Ideal Buyer Persona Profiling
Ideal Buyer Persona Profiling seeks to establish a reference model for engaging high intent buyers with personalized experiences. When building an Ideal Buyer Persona, one can consider job title, role, jobs to be done, KPIs, educational level, work experience, prior decision making record, alliances with competitors, attitudes, values, beliefs, challenges, needs, and potential inventory of objections.
Buyer’s Journey
The Buyer's Journey is the process a customer goes through to purchase a product or service, including all the decisions, actions, and interactions from when a prospect identifies their problem to when they actually purchase a solution. Documenting the Buyer’s Journey is important because it enables you to examine your prospects' choices at each stage, thereby improving your customer acquisition process.
Buying Vision
A Buying Vision maps a buyer’s jobs to be done and links this insight to their unmet, unknown and undervalued needs to establish a product’s distinctive strength. It establishes sharp contrast with competitors, details a compelling reason to purchase and creates urgency to avoid buyer inaction and fasttrack immediate adoption.
Map of Information Needs
A Map of Information Need aligns the buyer’s journey with the particular decision assistance content required by the Ideal Buyer to evaluate the purchase of a technology solution, defines the buyer’s preferred channels to engage with this content and details the preferred formats the buyer prefers to absorb this content.
Pattern of Life Analysis
Pattern of Life Analysis is a method of monitoring, modeling and clustering a buyer’s actions, behaviors, and habits.
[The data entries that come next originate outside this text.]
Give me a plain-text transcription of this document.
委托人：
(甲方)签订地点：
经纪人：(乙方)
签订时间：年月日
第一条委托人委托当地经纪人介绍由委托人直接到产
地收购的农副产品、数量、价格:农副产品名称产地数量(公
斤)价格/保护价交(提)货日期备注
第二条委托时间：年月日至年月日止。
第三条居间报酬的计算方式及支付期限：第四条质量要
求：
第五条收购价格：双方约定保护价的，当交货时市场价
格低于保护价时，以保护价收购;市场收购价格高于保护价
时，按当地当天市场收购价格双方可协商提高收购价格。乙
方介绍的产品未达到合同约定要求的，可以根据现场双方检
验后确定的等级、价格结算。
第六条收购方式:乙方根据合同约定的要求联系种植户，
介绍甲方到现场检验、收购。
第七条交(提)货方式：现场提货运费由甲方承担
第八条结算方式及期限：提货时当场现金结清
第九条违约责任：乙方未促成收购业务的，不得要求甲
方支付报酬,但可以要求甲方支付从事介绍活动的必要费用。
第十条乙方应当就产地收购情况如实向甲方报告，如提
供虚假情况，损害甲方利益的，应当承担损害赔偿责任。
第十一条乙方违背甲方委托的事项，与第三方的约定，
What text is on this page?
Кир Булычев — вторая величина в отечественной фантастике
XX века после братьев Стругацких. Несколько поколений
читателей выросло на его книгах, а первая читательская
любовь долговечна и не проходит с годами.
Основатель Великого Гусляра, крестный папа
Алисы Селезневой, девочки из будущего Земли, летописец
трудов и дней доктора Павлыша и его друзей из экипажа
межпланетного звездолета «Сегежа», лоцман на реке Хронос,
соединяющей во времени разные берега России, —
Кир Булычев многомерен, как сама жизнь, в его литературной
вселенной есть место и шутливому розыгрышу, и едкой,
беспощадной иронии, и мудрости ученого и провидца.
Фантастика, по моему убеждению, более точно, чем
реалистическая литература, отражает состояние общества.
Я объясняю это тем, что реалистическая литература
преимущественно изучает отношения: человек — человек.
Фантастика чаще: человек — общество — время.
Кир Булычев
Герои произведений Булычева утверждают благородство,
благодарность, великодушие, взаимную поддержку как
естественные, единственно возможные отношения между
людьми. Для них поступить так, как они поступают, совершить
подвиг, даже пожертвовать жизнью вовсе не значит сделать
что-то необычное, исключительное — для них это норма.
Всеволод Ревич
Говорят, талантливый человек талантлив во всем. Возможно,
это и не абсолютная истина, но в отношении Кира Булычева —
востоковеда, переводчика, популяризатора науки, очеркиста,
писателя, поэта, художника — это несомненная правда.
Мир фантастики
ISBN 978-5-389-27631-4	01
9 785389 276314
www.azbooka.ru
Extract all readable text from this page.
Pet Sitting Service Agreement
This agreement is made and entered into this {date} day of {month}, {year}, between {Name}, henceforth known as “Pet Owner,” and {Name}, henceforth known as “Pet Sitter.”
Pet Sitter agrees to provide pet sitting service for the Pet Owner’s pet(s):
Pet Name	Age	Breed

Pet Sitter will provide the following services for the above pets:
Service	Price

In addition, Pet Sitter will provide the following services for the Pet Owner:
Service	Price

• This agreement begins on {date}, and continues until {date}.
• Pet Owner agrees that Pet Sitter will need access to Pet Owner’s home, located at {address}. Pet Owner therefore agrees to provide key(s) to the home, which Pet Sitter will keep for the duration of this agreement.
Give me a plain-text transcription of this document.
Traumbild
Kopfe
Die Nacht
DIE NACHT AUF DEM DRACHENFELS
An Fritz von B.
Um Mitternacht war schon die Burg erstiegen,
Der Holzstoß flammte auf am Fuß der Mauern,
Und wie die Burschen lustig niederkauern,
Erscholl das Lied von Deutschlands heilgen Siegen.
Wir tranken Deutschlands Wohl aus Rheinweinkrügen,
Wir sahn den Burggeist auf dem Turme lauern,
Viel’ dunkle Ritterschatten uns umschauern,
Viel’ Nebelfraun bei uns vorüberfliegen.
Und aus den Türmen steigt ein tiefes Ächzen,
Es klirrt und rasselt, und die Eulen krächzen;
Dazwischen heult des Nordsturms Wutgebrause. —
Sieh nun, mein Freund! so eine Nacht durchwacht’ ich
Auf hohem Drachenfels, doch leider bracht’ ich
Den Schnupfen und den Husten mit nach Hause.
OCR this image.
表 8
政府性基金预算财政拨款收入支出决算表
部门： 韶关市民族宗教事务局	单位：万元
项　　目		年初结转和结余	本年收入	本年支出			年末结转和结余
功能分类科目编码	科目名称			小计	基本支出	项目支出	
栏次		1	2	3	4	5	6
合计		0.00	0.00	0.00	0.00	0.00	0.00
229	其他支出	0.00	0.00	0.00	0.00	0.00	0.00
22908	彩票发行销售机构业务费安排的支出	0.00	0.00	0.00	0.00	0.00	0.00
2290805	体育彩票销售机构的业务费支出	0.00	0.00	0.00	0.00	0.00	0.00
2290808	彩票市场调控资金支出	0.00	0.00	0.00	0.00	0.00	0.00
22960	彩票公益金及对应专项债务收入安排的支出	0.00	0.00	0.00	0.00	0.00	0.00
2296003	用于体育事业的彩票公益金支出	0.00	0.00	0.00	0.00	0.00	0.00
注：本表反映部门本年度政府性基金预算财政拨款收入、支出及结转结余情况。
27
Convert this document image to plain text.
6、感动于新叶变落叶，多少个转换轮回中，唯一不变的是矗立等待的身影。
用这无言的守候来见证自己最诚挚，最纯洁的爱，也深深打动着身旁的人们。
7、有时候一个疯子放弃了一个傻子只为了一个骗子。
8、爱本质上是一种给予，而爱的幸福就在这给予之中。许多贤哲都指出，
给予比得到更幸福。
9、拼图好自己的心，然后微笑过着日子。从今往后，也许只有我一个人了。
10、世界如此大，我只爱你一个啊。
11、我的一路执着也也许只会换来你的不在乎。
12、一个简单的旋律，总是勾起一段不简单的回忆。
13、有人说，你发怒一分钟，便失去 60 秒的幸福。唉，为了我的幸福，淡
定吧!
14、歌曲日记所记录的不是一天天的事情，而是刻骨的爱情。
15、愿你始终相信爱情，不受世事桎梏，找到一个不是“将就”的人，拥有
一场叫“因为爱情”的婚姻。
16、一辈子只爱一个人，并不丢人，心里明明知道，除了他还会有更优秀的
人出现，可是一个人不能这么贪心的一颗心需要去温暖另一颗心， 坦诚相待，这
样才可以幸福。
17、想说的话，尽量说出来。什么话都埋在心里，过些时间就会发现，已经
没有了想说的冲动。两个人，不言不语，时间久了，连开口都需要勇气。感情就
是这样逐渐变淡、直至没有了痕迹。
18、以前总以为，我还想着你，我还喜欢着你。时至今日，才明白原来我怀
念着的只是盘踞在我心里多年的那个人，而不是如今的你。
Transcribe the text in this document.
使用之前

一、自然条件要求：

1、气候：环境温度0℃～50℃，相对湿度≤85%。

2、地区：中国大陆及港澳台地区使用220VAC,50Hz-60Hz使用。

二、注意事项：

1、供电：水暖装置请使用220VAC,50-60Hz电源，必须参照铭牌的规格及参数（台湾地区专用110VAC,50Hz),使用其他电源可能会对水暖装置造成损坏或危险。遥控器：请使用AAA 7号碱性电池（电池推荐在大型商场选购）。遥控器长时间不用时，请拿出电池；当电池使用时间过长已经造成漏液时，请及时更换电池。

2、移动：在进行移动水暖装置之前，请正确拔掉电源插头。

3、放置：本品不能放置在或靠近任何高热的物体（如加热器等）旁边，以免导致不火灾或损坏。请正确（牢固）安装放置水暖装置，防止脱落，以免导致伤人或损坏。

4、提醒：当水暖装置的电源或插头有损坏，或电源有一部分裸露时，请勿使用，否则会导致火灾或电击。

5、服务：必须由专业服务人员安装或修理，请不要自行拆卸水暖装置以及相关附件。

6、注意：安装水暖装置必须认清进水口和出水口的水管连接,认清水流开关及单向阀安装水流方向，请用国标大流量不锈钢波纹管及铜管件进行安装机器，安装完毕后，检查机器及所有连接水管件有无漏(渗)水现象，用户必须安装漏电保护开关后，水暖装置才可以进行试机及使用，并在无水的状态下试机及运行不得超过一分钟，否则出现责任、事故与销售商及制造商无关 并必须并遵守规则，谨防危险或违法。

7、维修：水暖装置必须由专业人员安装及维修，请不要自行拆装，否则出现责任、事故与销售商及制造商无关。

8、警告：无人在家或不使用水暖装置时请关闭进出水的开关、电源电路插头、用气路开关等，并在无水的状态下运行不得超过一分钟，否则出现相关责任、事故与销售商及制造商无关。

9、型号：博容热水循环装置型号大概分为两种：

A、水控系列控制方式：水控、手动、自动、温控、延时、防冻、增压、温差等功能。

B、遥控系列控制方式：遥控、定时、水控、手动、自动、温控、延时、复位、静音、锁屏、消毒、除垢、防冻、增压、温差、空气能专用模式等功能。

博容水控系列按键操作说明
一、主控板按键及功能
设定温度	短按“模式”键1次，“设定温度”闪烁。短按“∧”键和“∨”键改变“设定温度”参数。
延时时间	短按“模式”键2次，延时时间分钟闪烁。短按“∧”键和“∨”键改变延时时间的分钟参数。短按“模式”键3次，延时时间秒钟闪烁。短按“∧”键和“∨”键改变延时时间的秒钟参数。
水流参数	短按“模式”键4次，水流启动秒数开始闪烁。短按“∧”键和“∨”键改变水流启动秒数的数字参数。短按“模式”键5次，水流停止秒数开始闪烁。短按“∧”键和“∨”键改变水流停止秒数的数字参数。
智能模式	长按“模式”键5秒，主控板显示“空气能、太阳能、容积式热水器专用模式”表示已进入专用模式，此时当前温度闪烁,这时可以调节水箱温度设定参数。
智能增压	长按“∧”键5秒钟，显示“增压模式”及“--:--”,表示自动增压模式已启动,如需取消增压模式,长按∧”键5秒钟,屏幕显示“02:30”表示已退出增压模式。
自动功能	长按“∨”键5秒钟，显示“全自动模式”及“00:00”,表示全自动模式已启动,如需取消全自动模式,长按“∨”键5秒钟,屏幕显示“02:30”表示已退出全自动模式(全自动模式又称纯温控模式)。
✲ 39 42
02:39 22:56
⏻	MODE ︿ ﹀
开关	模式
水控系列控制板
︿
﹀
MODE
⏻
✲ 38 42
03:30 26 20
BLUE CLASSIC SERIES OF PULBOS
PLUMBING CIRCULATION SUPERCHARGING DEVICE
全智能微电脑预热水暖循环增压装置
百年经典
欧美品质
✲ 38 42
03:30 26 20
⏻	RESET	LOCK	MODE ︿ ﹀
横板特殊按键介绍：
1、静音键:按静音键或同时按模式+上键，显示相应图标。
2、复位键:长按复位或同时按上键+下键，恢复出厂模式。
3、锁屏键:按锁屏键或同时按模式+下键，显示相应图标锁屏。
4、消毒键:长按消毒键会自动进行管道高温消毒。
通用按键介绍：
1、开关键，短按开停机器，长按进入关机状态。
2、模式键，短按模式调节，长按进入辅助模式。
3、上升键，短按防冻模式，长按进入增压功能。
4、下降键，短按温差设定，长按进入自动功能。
It can be used to predict propensity, intent, and future actions and utilizes open source data such as social footprint and digital body language.
Point of View
A Point of View is a narrative that uses behavioral economics to make the pain of change less than the status quo. It establishes a “from/to” storyline that makes unsafe the conventional approach currently undertaken by a buyer to solve a problem, provides evidence that there is a “new safe” by taking an alternative approach, and provides proof points that this alternative approach will provide economic impact for an organization.
Value Engineering
Value Engineering models the cost of inaction, feasible performance improvement, and potential economic impact of solution adoption so that prospective clients can justify the purchase.
Allbound Marketing
Allbound Marketing is a modern, robust and dynamic marketing approach that merges the strengths of inbound and outbound efforts for demand creation, capture and conversion. In essence, Allbound Marketing is all about orchestrating both inbound strategies (attracting prospects by creating valuable content and experiences tailored to them) and outbound tactics (reaching out to potential customers through various channels).
Dark Funnel Marketing
The dark funnel refers to the untrackable interactions and touchpoints that influence a buyer's decision but are not visible through traditional marketing analytics tools. These can include private conversations, social media mentions in closed groups, and offline interactions. Dark Funnel Marketing is a demand creation, capture and conversion strategy that focuses on the touchpoints and channels that buyers use to research, discover, and evaluate a company's products. It addresses the parts of a buyer's journey that occur before they interact with a company's marketing or sales channels. The dark funnel is "dark" because it's hard to track, and most marketers ignore it.